Mais dans tous les cas, la vitesse à laquelle les chercheurs peuvent rendre leurs conclusions est cruciale, selon la chercheuse britannique Clair Barnes, qui travaille avec le réseau World Weather Attribution.

«Notre but est de nous pencher sur des événements majeurs qui font les manchettes. Les journalistes et la population veulent mieux comprendre les causes d’un événement au moment où il se produit», observe-t-elle.

Évaluer rapidement le rôle des changements climatiques après un événement extrême permet d’apporter du concret au débat public, selon elle.

«Si les chercheurs arrivent avec des réponses trois ans plus tard, les médias auront déjà tiré leur propre conclusion et seront passés à autre chose. Pour avoir un réel impact et insérer des faits scientifiques dans les discussions, il faut agir vite.»

La Dre Barnes et le World Weather Attribution ont analysé plus de 50 événements de partout dans le monde depuis 2015. Ils ont notamment conclu que la vague de chaleur qui a précédé l’incendie majeur de Lytton, survenu en 2021 en Colombie-Britannique, avait 150 fois plus de chances de se produire en raison des changements climatiques.

Certaines limites

La science de l’attribution ne sert pas seulement à alimenter le débat public. Les gouvernements l’utilisent pour rédiger leurs stratégies d’adaptation, les institutions financières y ont recours pour évaluer les risques et elle a été invoquée dans des centaines de dossiers judiciaires pour tenter d’attribuer la responsabilité au climat.

Mais elle a tout de même ses limites.

La science de l’attribution fonctionne uniquement dans les endroits où il existe assez de données météorologiques pour construire un modèle précis. Cela exclut donc une grande partie du sud de la planète, même si c’est là où se produisent certaines des pires catastrophes météorologiques.

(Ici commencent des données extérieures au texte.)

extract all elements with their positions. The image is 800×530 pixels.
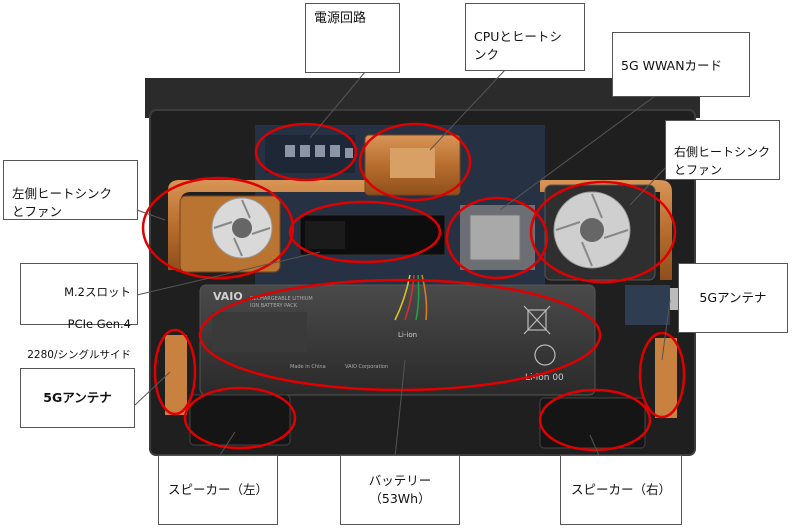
svg-text:RECHARGEABLE LITHIUM: RECHARGEABLE LITHIUM	[250, 296, 313, 302]
callout-m2-slot: M.2スロット PCIe Gen.4 2280/シングルサイド	[20, 263, 138, 361]
callout-wwan-card-text: 5G WWANカード	[621, 58, 723, 74]
callout-speaker-left: スピーカー（左）	[158, 455, 278, 525]
callout-battery: バッテリー（53Wh）	[340, 455, 460, 525]
callout-cpu-heatsink-text: CPUとヒートシンク	[474, 29, 562, 63]
highlight-antenna-right	[638, 331, 686, 419]
callout-m2-line3: 2280/シングルサイド	[27, 349, 131, 362]
callout-cpu-heatsink: CPUとヒートシンク	[465, 3, 585, 71]
highlight-battery	[198, 278, 602, 392]
highlight-cpu	[358, 122, 472, 202]
svg-text:VAIO Corporation: VAIO Corporation	[345, 364, 388, 370]
svg-text:Li-ion: Li-ion	[398, 331, 417, 339]
highlight-wwan	[445, 196, 549, 280]
power-components	[285, 145, 353, 158]
vaio-logo: VAIO	[213, 290, 243, 303]
callout-left-heatsink: 左側ヒートシンクとファン	[3, 160, 138, 220]
callout-right-heatsink-text: 右側ヒートシンクとファン	[674, 145, 771, 177]
svg-text:Made in China: Made in China	[290, 364, 326, 370]
leader-lines	[134, 69, 671, 459]
callout-power-circuit: 電源回路	[305, 3, 400, 73]
highlight-left-heatsink	[141, 176, 295, 280]
callout-battery-text: バッテリー（53Wh）	[368, 472, 432, 506]
callout-antenna-left: 5Gアンテナ	[20, 368, 135, 428]
highlight-ellipses	[141, 122, 686, 452]
antenna-right	[655, 338, 677, 418]
highlight-m2-slot	[288, 200, 442, 264]
antenna-left	[165, 335, 187, 415]
callout-left-heatsink-text: 左側ヒートシンクとファン	[12, 186, 113, 220]
highlight-power-circuit	[254, 122, 358, 182]
highlight-speaker-right	[538, 388, 652, 452]
callout-antenna-right: 5Gアンテナ	[678, 263, 788, 333]
recycle-symbols	[523, 305, 556, 366]
svg-text:Li-ion 00: Li-ion 00	[525, 373, 564, 383]
speaker-left	[189, 394, 291, 446]
highlight-speaker-left	[183, 386, 297, 450]
highlight-right-heatsink	[529, 180, 677, 284]
callout-right-heatsink: 右側ヒートシンクとファン	[665, 120, 780, 180]
callout-wwan-card: 5G WWANカード	[612, 32, 750, 97]
callout-speaker-right: スピーカー（右）	[560, 455, 682, 525]
callout-m2-line1: M.2スロット	[64, 285, 131, 300]
svg-text:ION BATTERY PACK: ION BATTERY PACK	[250, 303, 298, 309]
callout-m2-line2: PCIe Gen.4	[67, 317, 131, 332]
highlight-antenna-left	[153, 328, 197, 416]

Malgré tout, le travail ne manque pas. La Dre Barnes et son groupe ont même dû mettre en place des critères stricts qui tiennent compte de l’ampleur de l’événement, des dégâts qu’il provoque et de son impact sur les vies humaines pour choisir quels phénomènes seront étudiés.

«Il y en a tellement que c’est impossible pour nous de tous les analyser», reconnaît-elle.

Mais le World Weather Attribution a trouvé le temps de se pencher sur les incendies de forêt qui sévissent cet été au Canada. Comme il s’agit d’une étude complexe, les résultats ne sont pas attendus avant un mois environ.